The Teflon teenager who beat murder rap twice during gang feuds
Most people get through their whole lives without being accused of a serious crime so to be accused of murder twice before reaching the age of 19 must be some kind of warped achievement.
And to beat the rap twice is even more extraordinary.
But that is what has happened to Kaleel Nyeila, who was acquitted in June 2021 of the murder of Leon Maxwell.
It came 26 months after he was acquitted of murdering Jason Isaacs.
Because he was never convicted the police have never released his mugshot, so there is no available photo of him.

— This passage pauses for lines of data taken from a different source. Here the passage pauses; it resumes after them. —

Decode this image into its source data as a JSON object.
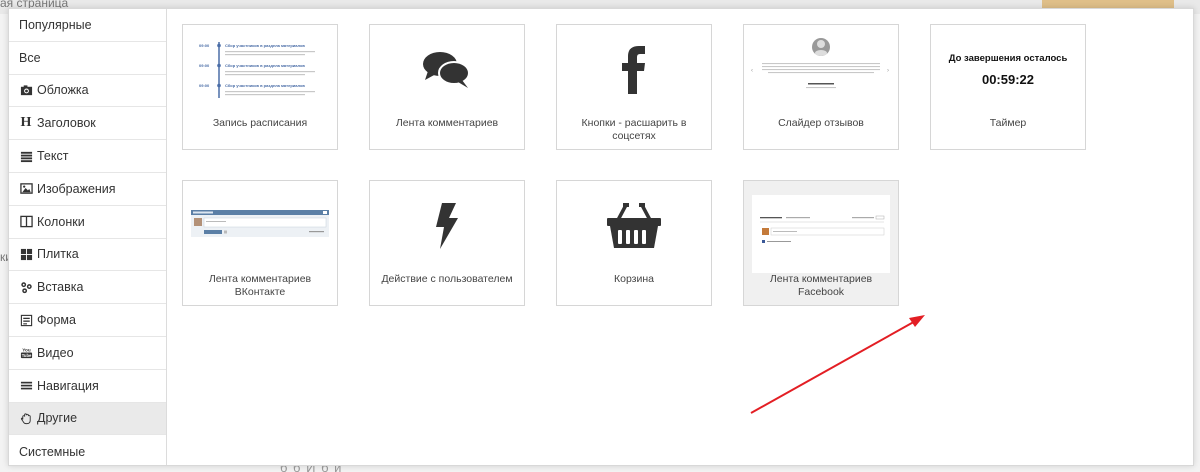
{
  "background": {
    "title_fragment": "ая страница",
    "side_fragment": "ки",
    "bottom_fragment": "б                              б      И                  б          й"
  },
  "sidebar": {
    "items": [
      {
        "label": "Популярные",
        "icon": "",
        "active": false
      },
      {
        "label": "Все",
        "icon": "",
        "active": false
      },
      {
        "label": "Обложка",
        "icon": "camera-icon",
        "active": false
      },
      {
        "label": "Заголовок",
        "icon": "heading-icon",
        "active": false
      },
      {
        "label": "Текст",
        "icon": "text-lines-icon",
        "active": false
      },
      {
        "label": "Изображения",
        "icon": "image-icon",
        "active": false
      },
      {
        "label": "Колонки",
        "icon": "columns-icon",
        "active": false
      },
      {
        "label": "Плитка",
        "icon": "tiles-icon",
        "active": false
      },
      {
        "label": "Вставка",
        "icon": "puzzle-icon",
        "active": false
      },
      {
        "label": "Форма",
        "icon": "form-icon",
        "active": false
      },
      {
        "label": "Видео",
        "icon": "youtube-icon",
        "active": false
      },
      {
        "label": "Навигация",
        "icon": "menu-icon",
        "active": false
      },
      {
        "label": "Другие",
        "icon": "hand-icon",
        "active": true
      },
      {
        "label": "Системные",
        "icon": "",
        "active": false
      }
    ]
  },
  "cards": [
    {
      "label": "Запись расписания",
      "thumb": "schedule-thumb",
      "schedule_time": "09:00",
      "schedule_title": "Сбор участников в раздела материалов"
    },
    {
      "label": "Лента комментариев",
      "thumb": "comments-icon"
    },
    {
      "label": "Кнопки - расшарить в соцсетях",
      "thumb": "facebook-icon"
    },
    {
      "label": "Слайдер отзывов",
      "thumb": "reviews-thumb"
    },
    {
      "label": "Таймер",
      "thumb": "timer-thumb",
      "timer_heading": "До завершения осталось",
      "timer_value": "00:59:22"
    },
    {
      "label": "Лента комментариев ВКонтакте",
      "thumb": "vk-comments-thumb"
    },
    {
      "label": "Действие с пользователем",
      "thumb": "lightning-icon"
    },
    {
      "label": "Корзина",
      "thumb": "basket-icon"
    },
    {
      "label": "Лента комментариев Facebook",
      "thumb": "fb-comments-thumb",
      "hover": true
    }
  ],
  "colors": {
    "arrow": "#e31e24",
    "accent_blue": "#4a6da7"
  }
}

So who is Nyeila and what does his story tell us about gang crime in London?
At his second murder trial Nyeila went into the witness box and testified about his life and his descent into crime.

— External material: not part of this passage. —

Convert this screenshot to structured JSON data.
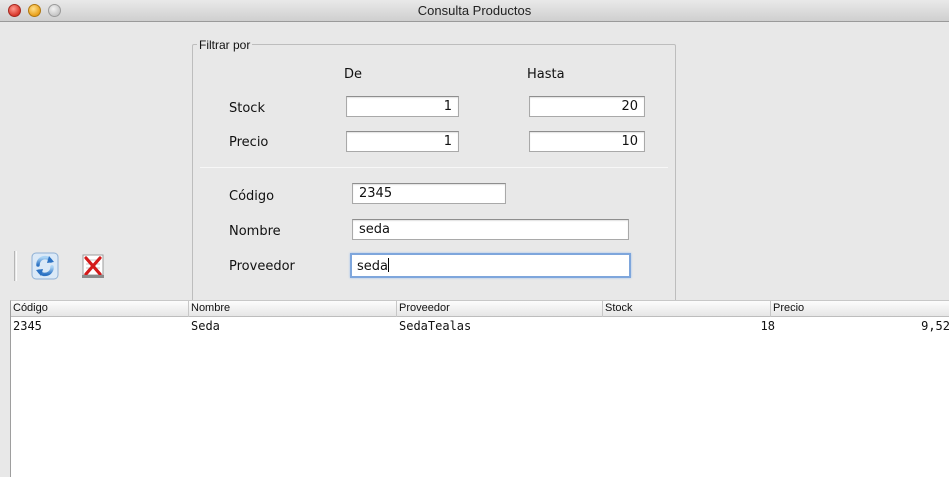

He lived in Orchard Gate, a peaceful road a stone’s throw from Sudbury Town tube station in north-west London, where semi-detached houses sell for up to £550,000.
But by the age of 15 he was working as a “runner” for a gang in nearby Rayners Lane.
Nyeila said he earned around £200 a week taking cannabis to customers.
Asked by prosecutor Catherine Pattison QC why he did it, he replied: “I was foolish and I wanted to earn money.”
He said he later moved up to become a dealer and would earn up to £400 a week.
The Rayners Lane gang developed a bitter rivalry with youths in neighbouring Northolt, who have become known as the Ngang and were part of a gang alliance known as 156 from the Southall, Northolt and Greenford postcodes.
In April 2017 an Ngang drill rapper called Teewhiz - real name Abdullahi Tarabi - was stabbed to death in Northolt.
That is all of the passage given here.